Thursday, December 23, 2010

 

Barnes & Noble under attack

LOOKING AHEAD by Wally Dobelis



Our East Midtown has always been a book country, with a Barnes & Noble book emporium near by everywhere, Cooper Square to Murray Hill, the headquarters on 17th Street just east of Broadway and the superstore on corner 5th Avenue and 18th Street. If that were not enough, The Strand, reportedly the world’s largest antiquarian bookstore, the lone survivor from the famous America’s Book Row, is on the corner of Broadway and 12th Street.



The Book Row book world has been changing since the 1950s, first by real estate development on Fourth Ave south of 14th Street driving out the low profit antiquarian stores. The rise of B&N and subsequently Borders, with superstores offering comfortable reading areas, free author lectures, huge stock and good discounts drove out a lot of new book stores, only to be attacked by Internet book sales on the Amazon site, soon joined by B&N itself.
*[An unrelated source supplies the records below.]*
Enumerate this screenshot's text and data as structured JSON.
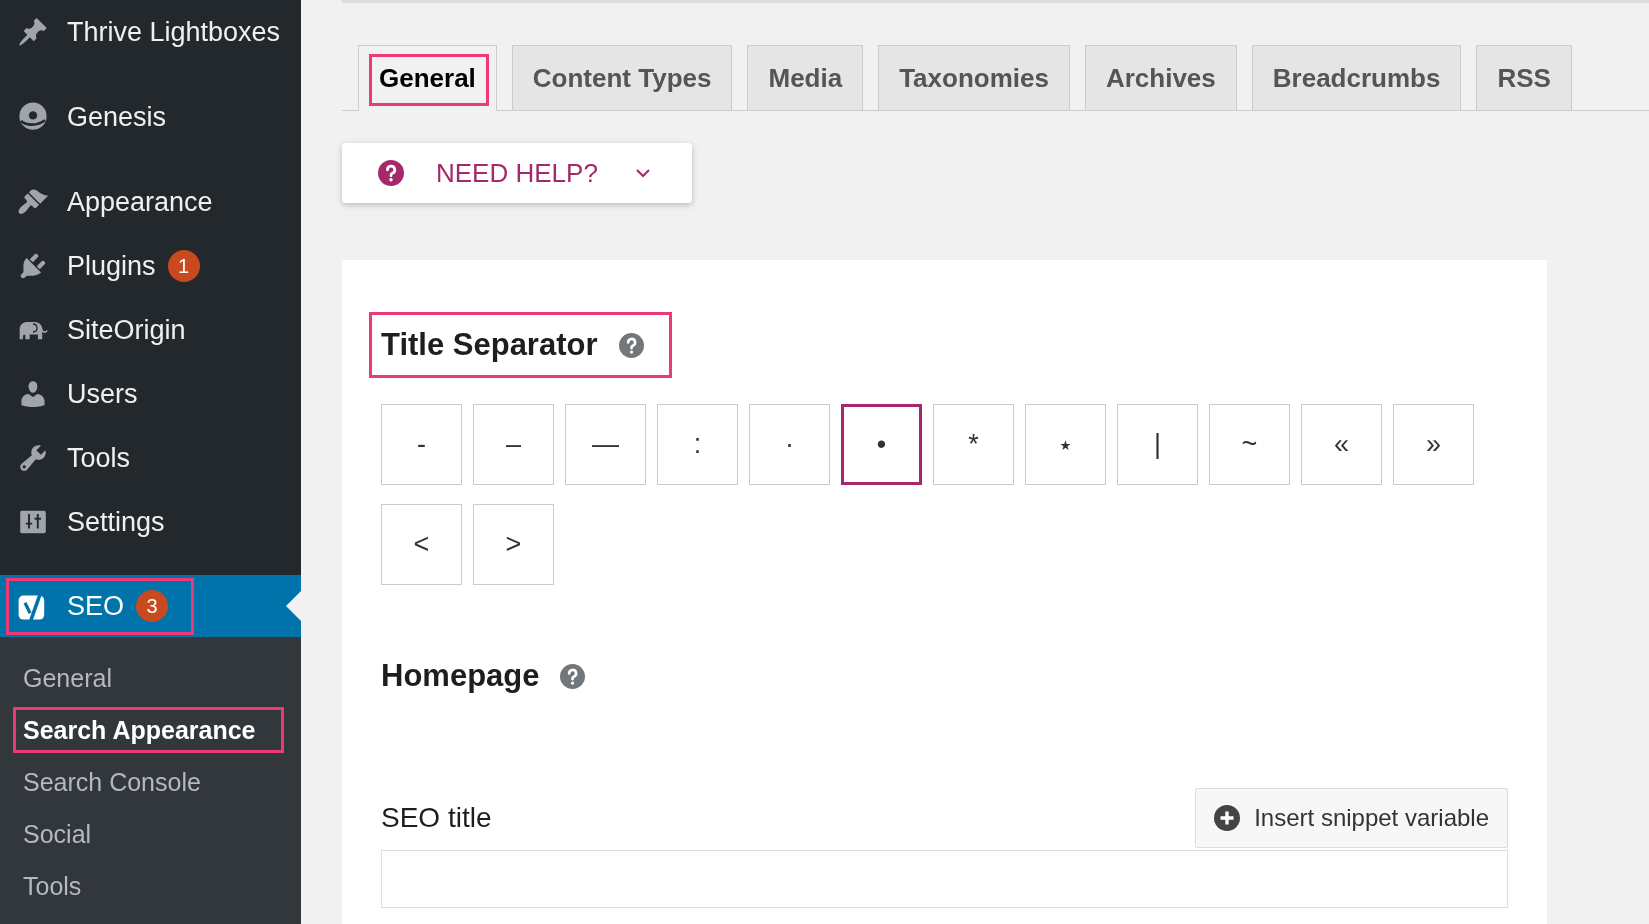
{
  "sidebar": {
    "groups": [
      {
        "items": [
          {
            "label": "Thrive Lightboxes",
            "selected": false,
            "highlighted": false
          }
        ]
      },
      {
        "items": [
          {
            "label": "Genesis",
            "selected": false,
            "highlighted": false
          }
        ]
      },
      {
        "items": [
          {
            "label": "Appearance",
            "selected": false,
            "highlighted": false
          },
          {
            "label": "Plugins",
            "badge": "1",
            "selected": false,
            "highlighted": false
          },
          {
            "label": "SiteOrigin",
            "selected": false,
            "highlighted": false
          },
          {
            "label": "Users",
            "selected": false,
            "highlighted": false
          },
          {
            "label": "Tools",
            "selected": false,
            "highlighted": false
          },
          {
            "label": "Settings",
            "selected": false,
            "highlighted": false
          }
        ]
      },
      {
        "items": [
          {
            "label": "SEO",
            "badge": "3",
            "selected": true,
            "highlighted": true,
            "submenu": [
              {
                "label": "General",
                "selected": false,
                "highlighted": false
              },
              {
                "label": "Search Appearance",
                "selected": true,
                "highlighted": true
              },
              {
                "label": "Search Console",
                "selected": false,
                "highlighted": false
              },
              {
                "label": "Social",
                "selected": false,
                "highlighted": false
              },
              {
                "label": "Tools",
                "selected": false,
                "highlighted": false
              }
            ]
          }
        ]
      }
    ]
  },
  "tabs": [
    {
      "label": "General",
      "selected": true,
      "highlighted": true
    },
    {
      "label": "Content Types",
      "selected": false,
      "highlighted": false
    },
    {
      "label": "Media",
      "selected": false,
      "highlighted": false
    },
    {
      "label": "Taxonomies",
      "selected": false,
      "highlighted": false
    },
    {
      "label": "Archives",
      "selected": false,
      "highlighted": false
    },
    {
      "label": "Breadcrumbs",
      "selected": false,
      "highlighted": false
    },
    {
      "label": "RSS",
      "selected": false,
      "highlighted": false
    }
  ],
  "help_button": {
    "label": "NEED HELP?"
  },
  "sections": [
    {
      "title": "Title Separator",
      "highlighted": true,
      "separators": [
        {
          "symbol": "-",
          "selected": false
        },
        {
          "symbol": "–",
          "selected": false
        },
        {
          "symbol": "—",
          "selected": false
        },
        {
          "symbol": ":",
          "selected": false
        },
        {
          "symbol": "·",
          "selected": false
        },
        {
          "symbol": "•",
          "selected": true
        },
        {
          "symbol": "*",
          "selected": false
        },
        {
          "symbol": "⋆",
          "selected": false
        },
        {
          "symbol": "|",
          "selected": false
        },
        {
          "symbol": "~",
          "selected": false
        },
        {
          "symbol": "«",
          "selected": false
        },
        {
          "symbol": "»",
          "selected": false
        },
        {
          "symbol": "<",
          "selected": false
        },
        {
          "symbol": ">",
          "selected": false
        }
      ]
    },
    {
      "title": "Homepage",
      "highlighted": false,
      "fields": [
        {
          "label": "SEO title",
          "button": "Insert snippet variable"
        }
      ]
    }
  ]
}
The recession did not help, libraries became widely popular, carrying multiple copies of popular titles, particularly the crime writers



Now our book paradise is under a new threat, called e-books. Although the tablets are still under development, Amazon’s original Kindle is attracting fiction readers at $10 a volume, and the ever-ready-to-join B&N has added its e-reader, Nook, at competitive prices. Recently Apple’s iBook and bookstore jolted the fray, and now the Google steamroller has moved in, as of December 6 activating its retail store with its huge stock of some three million books, most copied from university libraries, particularly the five centuries of non-copyrighted titles, acquiesced to by the librarians in the interests of protecting knowledge from getting lost. Google’s books aim to be accessed through any web browser, and to connect to any device, a lot of them free of charge. What role the public libraries will play in this part- fee based and part-free environment is yet to be fully developed.
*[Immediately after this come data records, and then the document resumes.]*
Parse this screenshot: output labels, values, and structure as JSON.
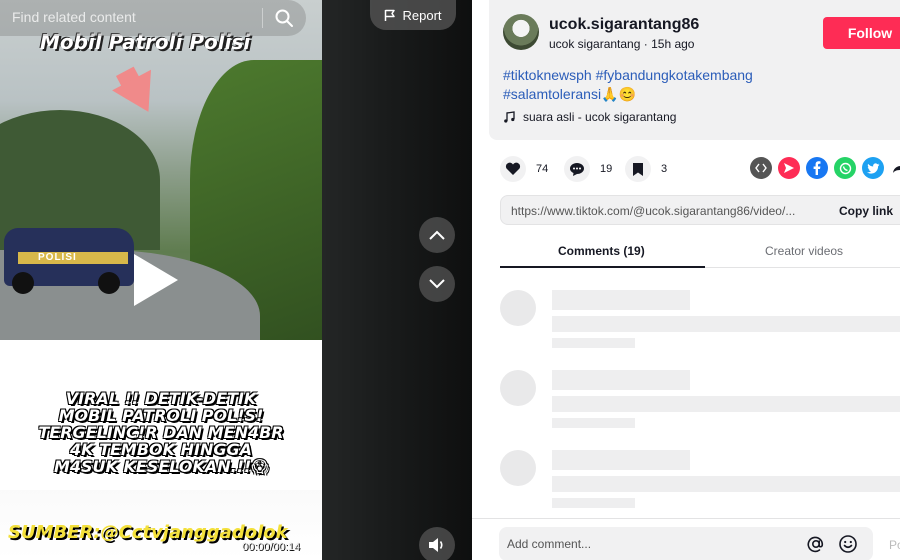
{
  "search": {
    "placeholder": "Find related content"
  },
  "report": {
    "label": "Report"
  },
  "video": {
    "title_overlay": "Mobil Patroli Polisi",
    "car_label": "POLISI",
    "caption_lines": [
      "VIRAL !! DETIK-DETIK",
      "MOBIL PATROLI POL!S!",
      "TERGELINC!R DAN MEN4BR",
      "4K TEMBOK HINGGA",
      "M4SUK KESELOKAN.!!😱"
    ],
    "source": "SUMBER:@Cctvjanggadolok",
    "time": "00:00/00:14"
  },
  "author": {
    "username": "ucok.sigarantang86",
    "display_name": "ucok sigarantang",
    "posted": "15h ago",
    "follow_label": "Follow"
  },
  "description": {
    "hashtags": [
      "#tiktoknewsph",
      "#fybandungkotakembang",
      "#salamtoleransi🙏😊"
    ],
    "music": "suara asli - ucok sigarantang"
  },
  "actions": {
    "likes": "74",
    "comments": "19",
    "saves": "3"
  },
  "share_icons": [
    "embed-icon",
    "send-icon",
    "facebook-icon",
    "whatsapp-icon",
    "twitter-icon",
    "share-arrow-icon"
  ],
  "colors": {
    "follow": "#fe2c55",
    "hashtag": "#2b5db9",
    "facebook": "#1877f2",
    "whatsapp": "#25d366",
    "twitter": "#1da1f2",
    "send": "#fe2c55"
  },
  "link": {
    "url": "https://www.tiktok.com/@ucok.sigarantang86/video/...",
    "copy_label": "Copy link"
  },
  "tabs": {
    "comments": "Comments (19)",
    "creator": "Creator videos"
  },
  "comment_input": {
    "placeholder": "Add comment...",
    "post_label": "Po"
  }
}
Barnes and Noble has been further bothered by costs, losing money in new ventures and store expansion. An activist investor, shopping mall billionaire Ronald Burkle tried a takeover, and in November 2009 B&N had to employ a poison pill approach to stop his 20% purchase.
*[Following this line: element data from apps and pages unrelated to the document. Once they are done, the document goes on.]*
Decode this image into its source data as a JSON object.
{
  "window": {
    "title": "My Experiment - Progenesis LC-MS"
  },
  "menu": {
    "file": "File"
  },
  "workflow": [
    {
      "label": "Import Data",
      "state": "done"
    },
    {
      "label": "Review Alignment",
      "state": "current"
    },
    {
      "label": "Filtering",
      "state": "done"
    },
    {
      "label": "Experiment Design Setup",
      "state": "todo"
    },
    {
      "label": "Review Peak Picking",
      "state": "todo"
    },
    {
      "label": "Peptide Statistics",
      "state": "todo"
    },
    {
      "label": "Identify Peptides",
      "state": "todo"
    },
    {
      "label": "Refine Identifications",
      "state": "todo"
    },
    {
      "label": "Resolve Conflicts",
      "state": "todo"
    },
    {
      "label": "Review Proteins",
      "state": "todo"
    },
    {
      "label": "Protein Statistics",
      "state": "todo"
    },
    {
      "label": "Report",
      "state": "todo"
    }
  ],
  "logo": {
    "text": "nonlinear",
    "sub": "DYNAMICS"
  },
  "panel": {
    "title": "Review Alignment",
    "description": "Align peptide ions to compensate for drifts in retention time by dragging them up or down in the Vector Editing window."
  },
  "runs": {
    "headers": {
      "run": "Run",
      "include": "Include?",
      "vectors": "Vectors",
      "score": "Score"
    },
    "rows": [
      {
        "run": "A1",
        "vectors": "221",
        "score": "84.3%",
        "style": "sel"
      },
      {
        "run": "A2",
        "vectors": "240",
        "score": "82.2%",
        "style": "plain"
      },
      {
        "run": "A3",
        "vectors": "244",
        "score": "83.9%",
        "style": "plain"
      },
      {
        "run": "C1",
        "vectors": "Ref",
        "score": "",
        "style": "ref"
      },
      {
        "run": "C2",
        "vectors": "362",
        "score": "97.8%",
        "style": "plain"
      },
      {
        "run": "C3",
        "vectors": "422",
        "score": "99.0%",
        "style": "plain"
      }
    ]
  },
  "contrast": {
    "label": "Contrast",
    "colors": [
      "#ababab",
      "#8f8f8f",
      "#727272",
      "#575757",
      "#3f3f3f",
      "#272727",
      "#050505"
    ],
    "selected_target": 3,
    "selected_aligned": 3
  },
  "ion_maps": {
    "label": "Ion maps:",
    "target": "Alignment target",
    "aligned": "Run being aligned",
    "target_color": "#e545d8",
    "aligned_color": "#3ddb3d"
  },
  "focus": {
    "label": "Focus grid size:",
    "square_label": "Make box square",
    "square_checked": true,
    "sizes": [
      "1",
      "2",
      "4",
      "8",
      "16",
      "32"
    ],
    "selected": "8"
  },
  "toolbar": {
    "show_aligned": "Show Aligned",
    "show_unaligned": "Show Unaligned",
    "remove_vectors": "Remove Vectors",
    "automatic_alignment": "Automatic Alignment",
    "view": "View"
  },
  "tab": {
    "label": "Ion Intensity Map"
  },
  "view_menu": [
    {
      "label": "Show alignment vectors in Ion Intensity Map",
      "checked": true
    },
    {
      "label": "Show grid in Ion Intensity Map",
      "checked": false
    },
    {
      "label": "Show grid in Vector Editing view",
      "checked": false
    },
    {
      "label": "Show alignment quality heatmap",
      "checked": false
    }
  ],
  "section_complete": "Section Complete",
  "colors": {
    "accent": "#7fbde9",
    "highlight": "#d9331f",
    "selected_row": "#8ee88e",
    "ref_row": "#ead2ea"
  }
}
Now an unexpected player, the Borders book chain, has joined the chase, offering a merger/takeover. That is strange, since Borders is also financially insecure, with market capitalization of only $100M, vs. B&N’s $860M. Can a lean fish swallow a whale? Usually not, but Borders has a partner, hedge fund magnate, activist Bill Ackman, who has offered to finance the purchase at $16/share, a 20% premium, for $960M , Ackman owns 42% of Borders, and had already, in 2008, offered a reverse of this sale, Borders to be bought by B&N. Now he has more of an opportunity, since B&N declared itself to be for sale. Maybe there still a chance for the good old book industry, and the daily papers?



Bill Ackman of Pershing Square Capital Management is an old acquaintance of people of East Midtown. He bought $300M worth of ST/PCV bonds for $45M and tried to foreclose, in the hope of making an n easy fortune in turning the entire $3B property into a co-op. But the overseer, C. W. Capital sued , and NY Supreme Court Justice Richard Lowe stopped the action.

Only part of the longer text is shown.